Gouvernance de l’intelligence artificielle : L’Algérie plaide pour une IA au service des pays du Sud
Le ministre de la Poste et des Télécommunications, Sid Ali Zerrouki, a pris part, à la tête d’une délégation de haut niveau, aux travaux du Dialogue mondial sur la « gouvernance de l’intelligence artificielle », organisé sous l’égide des Nations unies à Genève, en Suisse, a indiqué lundi un communiqué du ministère. La participation de l’Algérie à ce rendez-vous international s’inscrit, selon la même source, dans le cadre de son engagement à contribuer à l’élaboration d’un système international équilibré de gouvernance de l’intelligence artificielle, de nature à renforcer le développement durable, préserver la souveraineté des États et servir les intérêts communs de la communauté internationale. Devant un parterre de représentants gouvernementaux, d’acteurs du secteur privé et du monde universitaire venus de plus d’une centaine de pays, le ministre a livré une intervention axée sur la nécessité d’une approche inclusive de ces technologies. « L’intelligence artificielle n’est plus une simple question technologique, mais elle est devenue un enjeu de développement et de souveraineté », a-t-il affirmé, insistant sur le fait que sa gouvernance doit être « globale et équitable » et garantir la participation des pays en voie de développement à la conception et au développement des systèmes d’intelligence artificielle, plutôt que de cantonner ces derniers à un simple rôle de consommateurs.
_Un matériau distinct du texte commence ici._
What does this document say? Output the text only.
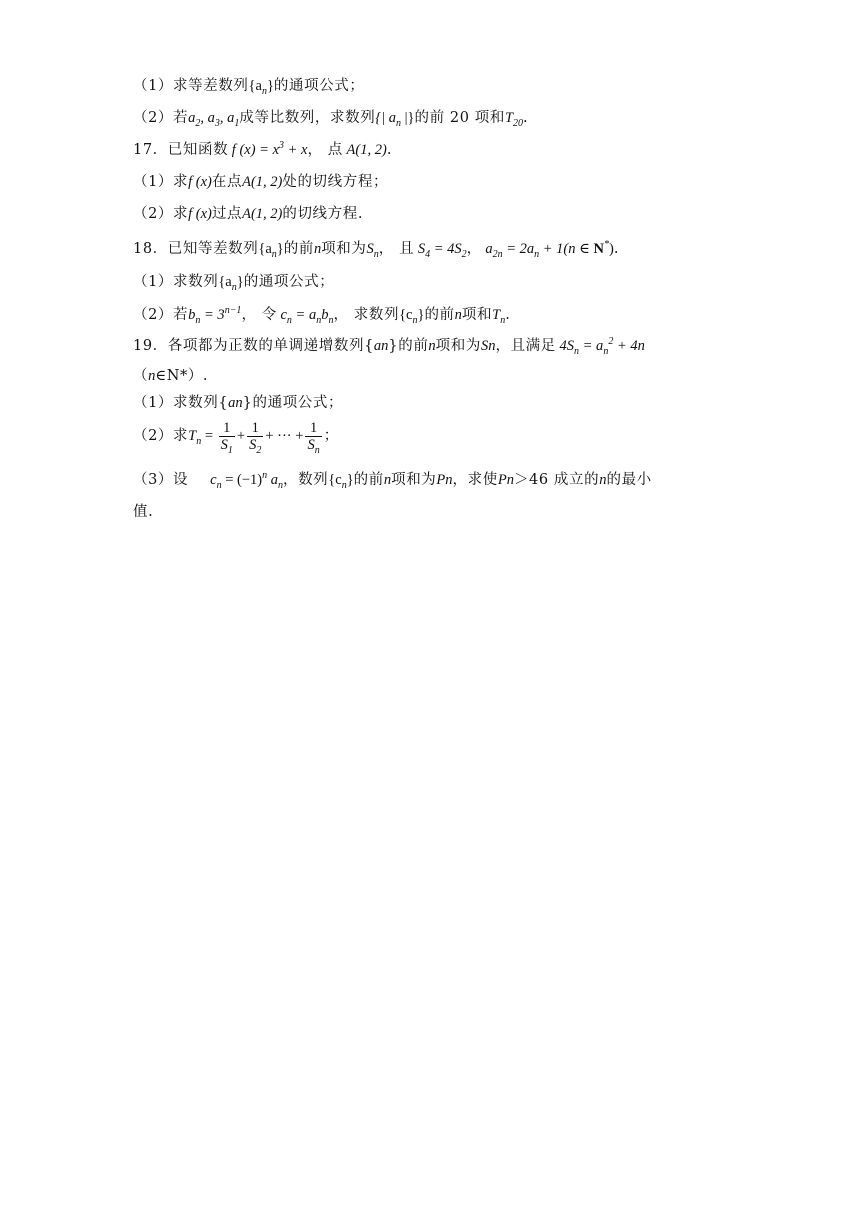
（1）求等差数列$\{a_n\}$的通项公式；
（2）若$a_2$, $a_3$, $a_1$成等比数列，求数列{| $a_n$ |}的前 20 项和$T_{20}$.
17．已知函数 f $(x) = x^3 + x$， 点 A(1, 2).
（1）求f (x)在点A(1, 2)处的切线方程；
（2）求f (x)过点A(1, 2)的切线方程.
18．已知等差数列$\{a_n\}$的前n项和为$S_n$， 且 $S_4 = 4S_2$， $a_{2n} = 2a_n + 1(n$ ∈ N*).
（1）求数列$\{a_n\}$的通项公式；
（2）若$b_n = 3^{n-1}$， 令 $c_n = a_nb_n$， 求数列$\{c_n\}$的前n项和$T_n$.
19．各项都为正数的单调递增数列{an}的前n项和为Sn，且满足 $4S_n = a_n^2 + 4n$
（n∈N*）.
（1）求数列{an}的通项公式；
（2）求$T_n = \frac{1}{S_1} + \frac{1}{S_2}$ + ··· + $\frac{1}{S_n}$ ；
（3）设 $c_n = (-1)^n$ $a_n$，数列$\{c_n\}$的前n项和为Pn，求使Pn＞46 成立的n的最小
值.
Au-delà des déclarations de principe, M. Zerrouki a appelé à un véritable saut qualitatif dans la mise en œuvre des engagements internationaux en la matière. Il a ainsi plaidé pour « le passage des principes généraux à des mécanismes exécutoires concrets », citant notamment le renforcement des capacités, le transfert de technologie et le partage de la connaissance comme leviers indispensables pour combler l’écart numérique entre les nations.
Cette prise de position algérienne fait écho aux orientations défendues par le secrétaire général de l’ONU, Antonio Guterres, qui a présidé l’ouverture de ce premier Dialogue mondial du genre. Dans son allocution, le chef de l’ONU a averti que le monde ne pouvait se permettre d’improviser face à l’essor de ces technologies, plaidant pour « une gouvernance pensée et organisée » plutôt qu’« une dérive laissée au hasard ». Il a également mis en garde contre trois risques majeurs ; la vitesse effrénée du développement de l’IA, la concentration des capacités entre les mains d’un nombre restreint d’entreprises et de pays, ainsi que la menace pesant sur l’intégrité de l’information du fait des contenus générés artificiellement.
M. Guterres a par ailleurs articulé sa vision autour de quatre priorités à savoir la sécurité, le respect des droits humains, le renforcement des capacités des pays en développement et la transparence, des orientations qui rejoignent largement les préoccupations exprimées par le ministre algérien concernant l’équité et l’inclusion des pays du Sud dans la gouvernance mondiale de l’intelligence artificielle.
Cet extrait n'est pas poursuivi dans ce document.